I cannot begin to imagine the kind of bizarre setup that compels you to work with two PC system units so close to your head. If nothing else, the noise from the cooling fans and chattering disc drives will eventually drive you potty... PCs, like pretty well all electrical and electronic devices generate a wide spectrum of electromagnetic and radio frequency emissions but they are at a very low level and usually well shielded by the metalwork of the case and chassis.

I am not aware of specific health concerns relating to PC system units; research into this area tends to be patchy and inconclusive, nevertheless this sounds like a really unwise arrangement. At the very least I would be worried about banging my head on the boxes - PC cases can have really sharp edges - and getting tangled up in the cables so I strongly suggest you find somewhere else to put the boxes.

Is Switching ISPs Safe?
I am considering switching to a satellite service for faster Internet speed. I currently use Outlook Express for my emails. If I change providers, will I lose all my current contacts, folders etc.? I have an external hard drive, can I transfer them onto that, and how might I do that? Any light you can shed on this tedious situation would be most appreciated.
Linda, by email

Don't worry, how your PC connects to the Internet has no bearing on your existing email messages and contacts, they should be quite safe, though it's always a good idea to backup your irreplaceable data, even if you are not changing ISPs. There's advice on how to Export your Outlook Express essentials to another drive in Boot Camp 490 (, and there's a more general piece on PC backup Windows XP in Boot Camp 376 (

Incidentally, satellite broadband has had a chequered history and you should check how the system you're considering actually works.

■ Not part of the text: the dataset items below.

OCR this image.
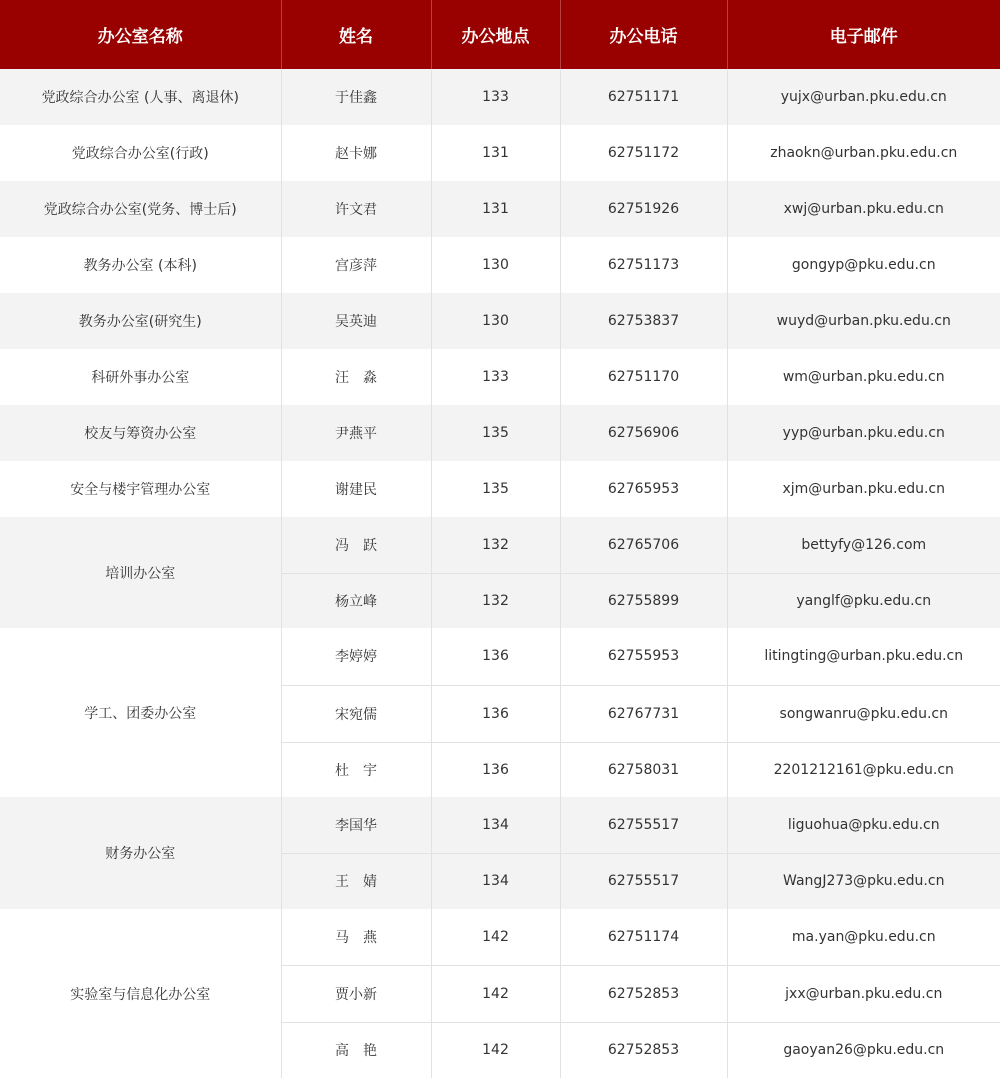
办公室名称	姓名	办公地点	办公电话	电子邮件
党政综合办公室 (人事、离退休)	于佳鑫	133	62751171	yujx@urban.pku.edu.cn
党政综合办公室(行政)	赵卡娜	131	62751172	zhaokn@urban.pku.edu.cn
党政综合办公室(党务、博士后)	许文君	131	62751926	xwj@urban.pku.edu.cn
教务办公室 (本科)	宫彦萍	130	62751173	gongyp@pku.edu.cn
教务办公室(研究生)	吴英迪	130	62753837	wuyd@urban.pku.edu.cn
科研外事办公室	汪　淼	133	62751170	wm@urban.pku.edu.cn
校友与筹资办公室	尹燕平	135	62756906	yyp@urban.pku.edu.cn
安全与楼宇管理办公室	谢建民	135	62765953	xjm@urban.pku.edu.cn
培训办公室	冯　跃	132	62765706	bettyfy@126.com
	杨立峰	132	62755899	yanglf@pku.edu.cn
学工、团委办公室	李婷婷	136	62755953	litingting@urban.pku.edu.cn
	宋宛儒	136	62767731	songwanru@pku.edu.cn
	杜　宇	136	62758031	2201212161@pku.edu.cn
财务办公室	李国华	134	62755517	liguohua@pku.edu.cn
	王　婧	134	62755517	WangJ273@pku.edu.cn
实验室与信息化办公室	马　燕	142	62751174	ma.yan@pku.edu.cn
	贾小新	142	62752853	jxx@urban.pku.edu.cn
	高　艳	142	62752853	gaoyan26@pku.edu.cn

Some services provide fast download speeds but rely on a slow ‘dial-up' connection, using your phone line as the ‘back channel', to request web pages and upload data, so the costs can be significant. If BT has told you that you can't get broadband where you live it's worth checking several other broadband suppliers websites. If there enough of you in the same boar in your locality BT may be persuaded to upgrade your lines, and there are a number of alternative systems suitable for remote areas. There's also 3G mobile broadband - if it is available where you live -- and some of the data packages can be quite attractive, especially for those who only want or need basic web-surfing and email.

Fiddling with Formats
I have recently purchased a Sanyo Xacti digital video camera that records video clips in .mp4 format. Unfortunately, 'Movie Maker' on my Windows XP PC, does not recognise this format. Can you help?
Geoff Spencer, by email

Although .mp4 has been around for quite a while - it's a variant of Apple QuickTime (.mov) -- it's success, as a video recording format on portable devices seems to have caught a lot of people by surprise. The choice of decent editing software is still quite limited and programs have problems reading files created on some devices, but not on others so it can be a bit hit and miss. My solution is to convert your .mp4 files to .wmv or .avi format so Windows Movie Maker can read them. Try a freeware program called Quick Media Converter (, it's a little quirky but it does work. Otherwise there are plenty of paid for conversion programs to choose from. AVS Video Converter ( is one of the best and it costs $59, however, that includes access to a wide range of useful multimedia programs.

Unfortunately Windows Movie Makers doesn't have a facility to create DVDs but that's not a problem and you can use another freeware program, called DVD Flick ( to burn your edited movies to blank DVDs.